NOM's pathetic turnout |
I have long suspected that the National Organization for Marriage (is in reality a front group for either a few wealthy anti-gay bigots or the Mormon Church and/or Roman Catholic Church. This reality would explain NOM's hysteria over refusing to report the names of its donor as required by many state campaign finance laws, including those in Maine where NOM has been found to have violated the law. Brian Brown and others at NOM who have been making a very nice livelihood peddling anti-gay animus consistently allege that the organization has "broad based" and "numerous financial supporters." If that is the case, few of these supposed legions of supports showed up for NOM's much ballyhooed "March for Marriage" in Washington, DC. By all reports, attendance was pathetic despite NOM's promotion of the event, including offering free buses to would be participants. As The New Civil Rights Movement reports, every news out let that has written about the event has lowered their estimates of the number of attendees in direct opposition to NOM's claim that 10,000 were at the failed event. Here are some highlights:
[A]lmost all news reports including those from reporters on the ground estimated the number of people at NOM’s anti-gay hate march at 2000. The march, organized by the National Organization For Marriage, was thoroughly panned across most of the media.

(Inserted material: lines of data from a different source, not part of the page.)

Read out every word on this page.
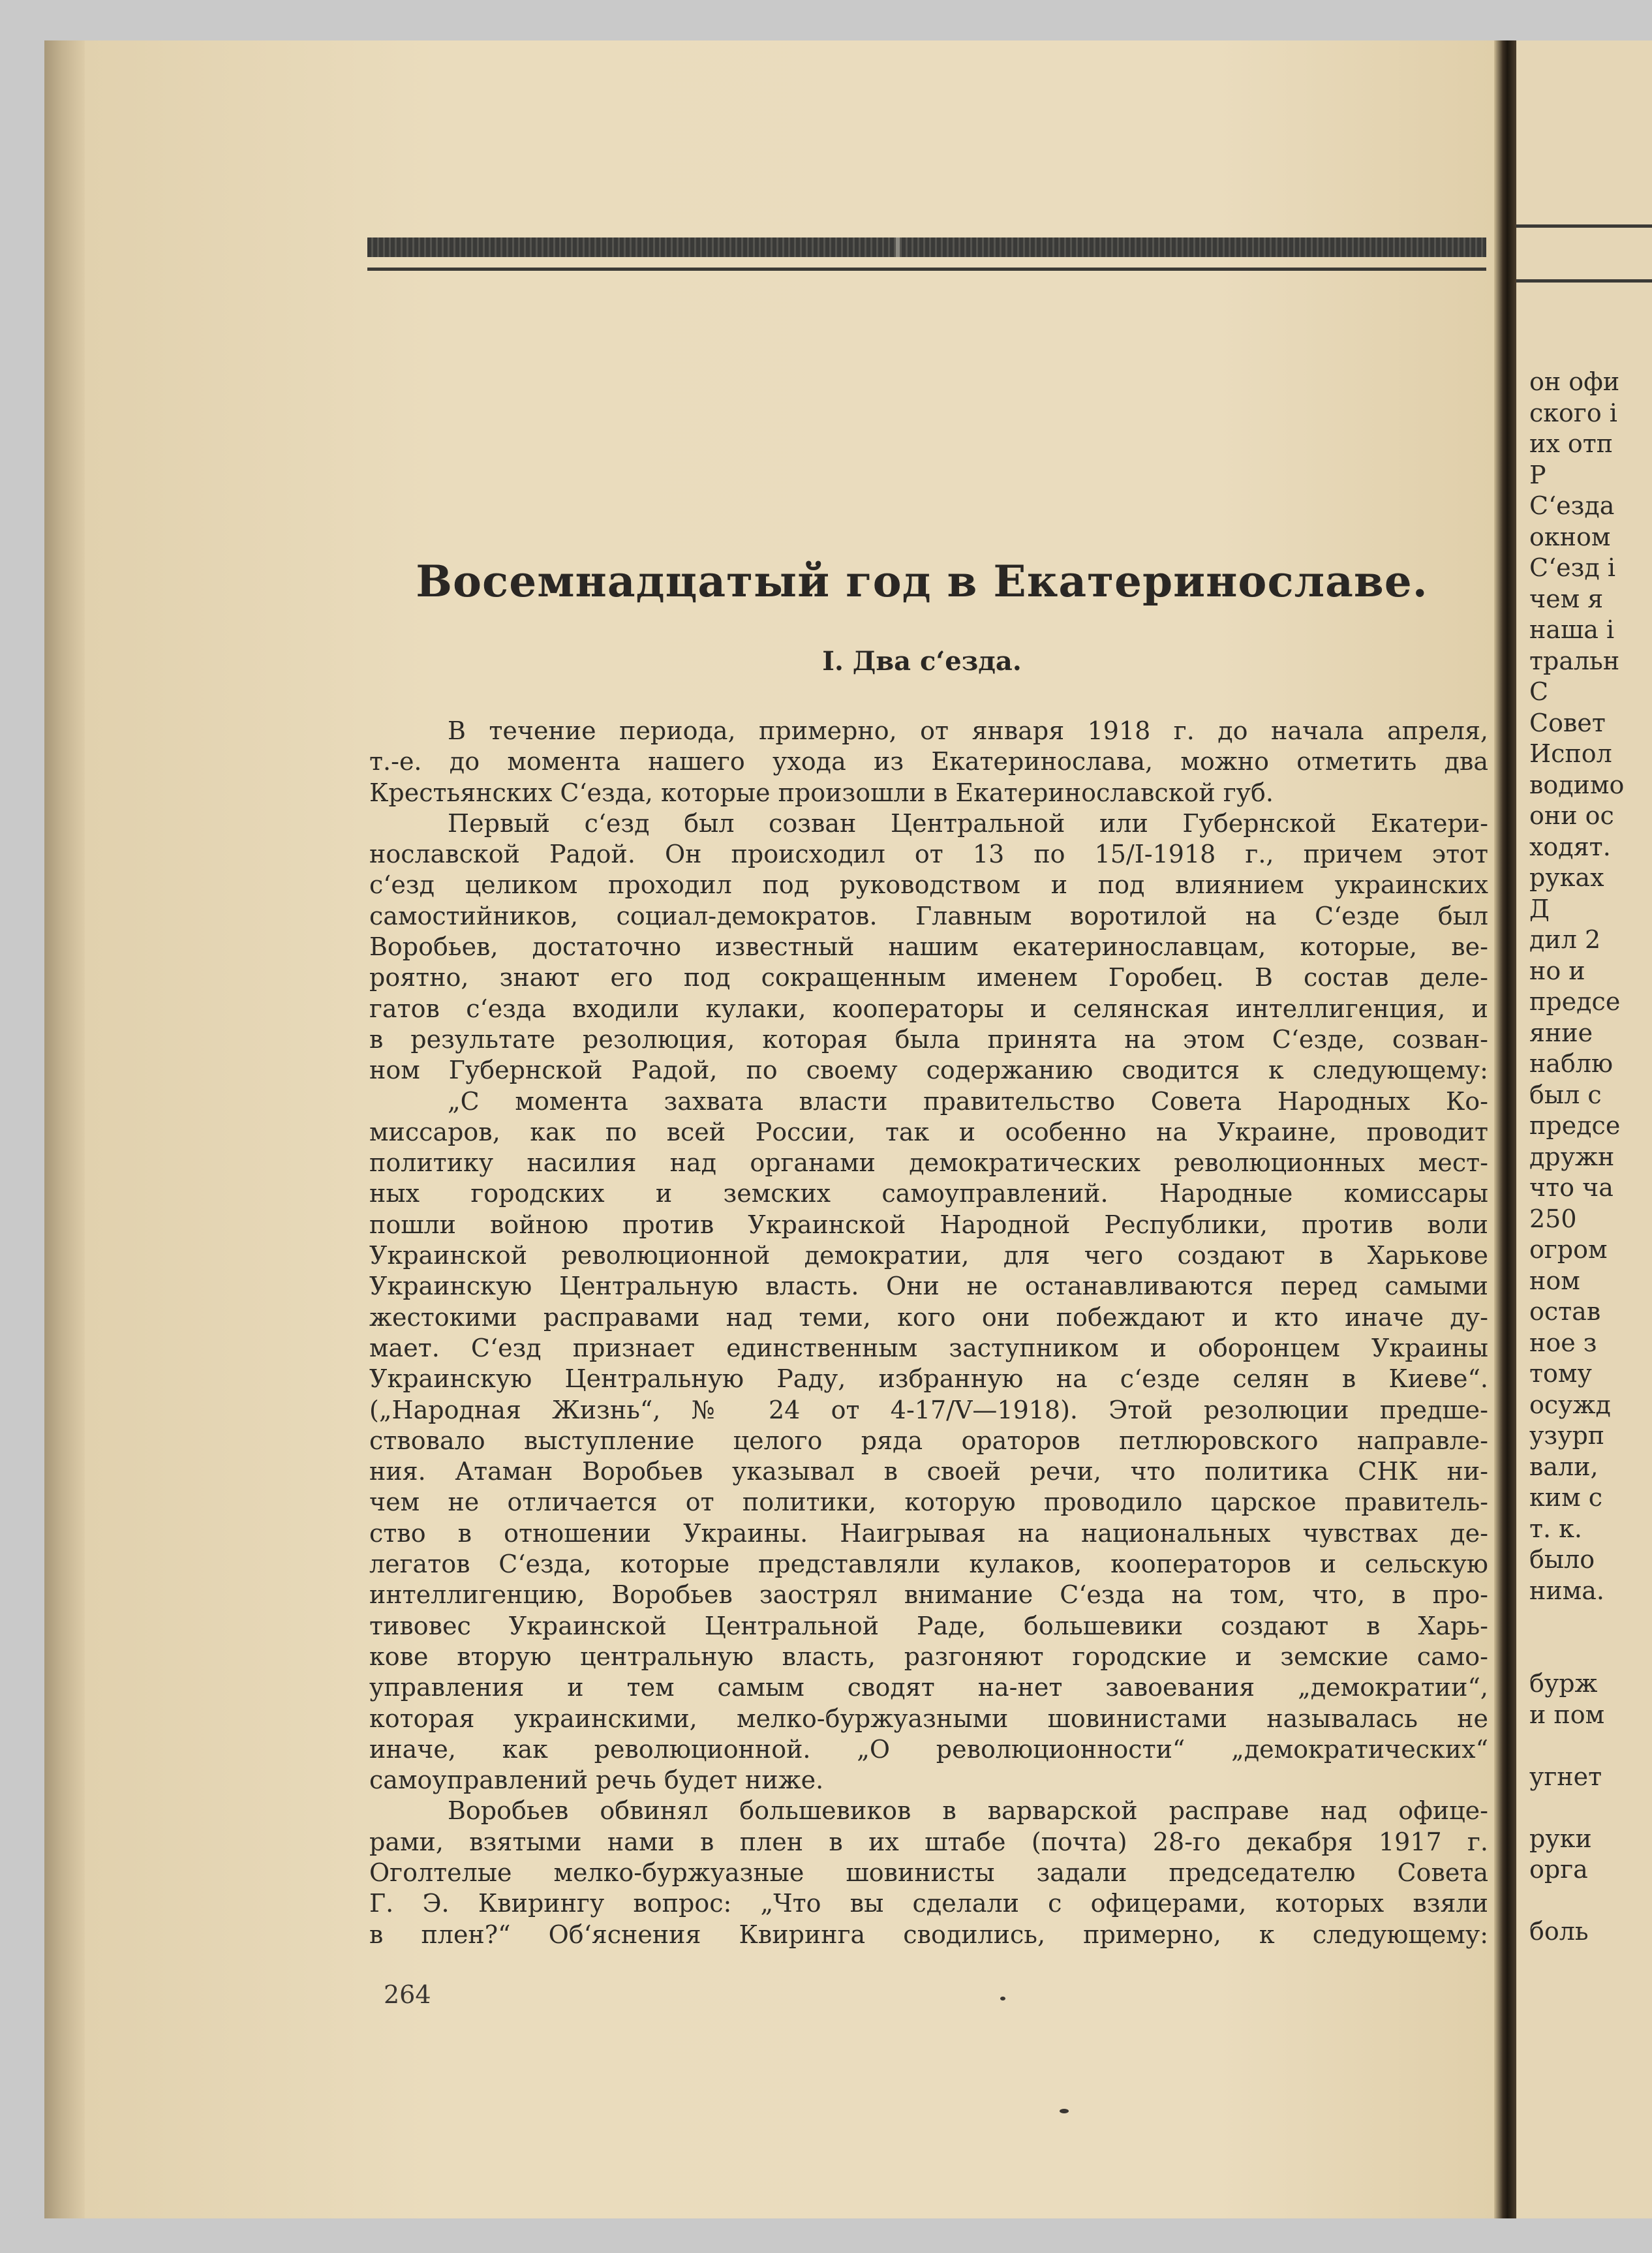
Восемнадцатый год в Екатеринославе.
I. Два с‘езда.
В течение периода, примерно, от января 1918 г. до начала апреля,
т.-е. до момента нашего ухода из Екатеринослава, можно отметить два
Крестьянских С‘езда, которые произошли в Екатеринославской губ.
Первый с‘езд был созван Центральной или Губернской Екатери-
нославской Радой. Он происходил от 13 по 15/I-1918 г., причем этот
с‘езд целиком проходил под руководством и под влиянием украинских
самостийников, социал-демократов. Главным воротилой на С‘езде был
Воробьев, достаточно известный нашим екатеринославцам, которые, ве-
роятно, знают его под сокращенным именем Горобец. В состав деле-
гатов с‘езда входили кулаки, кооператоры и селянская интеллигенция, и
в результате резолюция, которая была принята на этом С‘езде, созван-
ном Губернской Радой, по своему содержанию сводится к следующему:
„С момента захвата власти правительство Совета Народных Ко-
миссаров, как по всей России, так и особенно на Украине, проводит
политику насилия над органами демократических революционных мест-
ных городских и земских самоуправлений. Народные комиссары
пошли войною против Украинской Народной Республики, против воли
Украинской революционной демократии, для чего создают в Харькове
Украинскую Центральную власть. Они не останавливаются перед самыми
жестокими расправами над теми, кого они побеждают и кто иначе ду-
мает. С‘езд признает единственным заступником и оборонцем Украины
Украинскую Центральную Раду, избранную на с‘езде селян в Киеве“.
(„Народная Жизнь“, № 24 от 4-17/V—1918). Этой резолюции предше-
ствовало выступление целого ряда ораторов петлюровского направле-
ния. Атаман Воробьев указывал в своей речи, что политика СНК ни-
чем не отличается от политики, которую проводило царское правитель-
ство в отношении Украины. Наигрывая на национальных чувствах де-
легатов С‘езда, которые представляли кулаков, кооператоров и сельскую
интеллигенцию, Воробьев заострял внимание С‘езда на том, что, в про-
тивовес Украинской Центральной Раде, большевики создают в Харь-
кове вторую центральную власть, разгоняют городские и земские само-
управления и тем самым сводят на-нет завоевания „демократии“,
которая украинскими, мелко-буржуазными шовинистами называлась не
иначе, как революционной. „О революционности“ „демократических“
самоуправлений речь будет ниже.
Воробьев обвинял большевиков в варварской расправе над офице-
рами, взятыми нами в плен в их штабе (почта) 28-го декабря 1917 г.
Оголтелые мелко-буржуазные шовинисты задали председателю Совета
Г. Э. Квирингу вопрос: „Что вы сделали с офицерами, которых взяли
в плен?“ Об‘яснения Квиринга сводились, примерно, к следующему:

264

он офи
ского і
их отп
Р
С‘езда
окном
С‘езд і
чем я
наша і
тральн
С
Совет
Испол
водимо
они ос
ходят.
руках
Д
дил 2
но и
предсе
яние
наблю
был с
предсе
дружн
что ча
250
огром
ном
остав
ное з
тому
осужд
узурп
вали,
ким с
т. к.
было
нима.
бурж
и пом
угнет
руки
орга
боль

World Magazine reported, however, that NOM claimed the number of people at the march was 10,000, as The New Civil Rights Movement pointed out earlier today. And the Deseret News (initially) put the number at 5,000.
Friday evening after a lengthy email conversation with The New Civil Rights Movement and several posts from critics and activists on social media, Kellner and the Deseret News changed their reporting to read “several thousand people present.”
Meanwhile, the Associated Press reports the “crowd appeared to number between 1,000 and 2,000; there was no official estimate.”
The Washington Times also reported on how many people attended the march. “Hundreds.” “Hundreds march in defense of traditional marriage,” the Washington Times’ headline reads.
[C]learly if the nation’s top-funded and number one organization attacking the rights of the LGBT community and same-sex couples cannot even muster up 5,000 or 10,000 people to come to a rally in Washington, D.C. — even after providing free busses — then clearly America has grown tired of them. NOM’s rhetoric and tactics are so far removed from the mainstream that only 2,000 want to show up to support their cause? The rally will go down in history as evidence they lost the battle for marriage.
Like virtually everything else that NOM puts out, it is clear that the 10,000 attendees claim is a lie. NOM needs to either shut down or start being honest and admit that it is nothing more than a front group that exists to hide the identity of a few large donors. The Catholic Church and groups like the Knights of Columbus remain high on my suspect list of the handful of individuals/groups that fund NOM.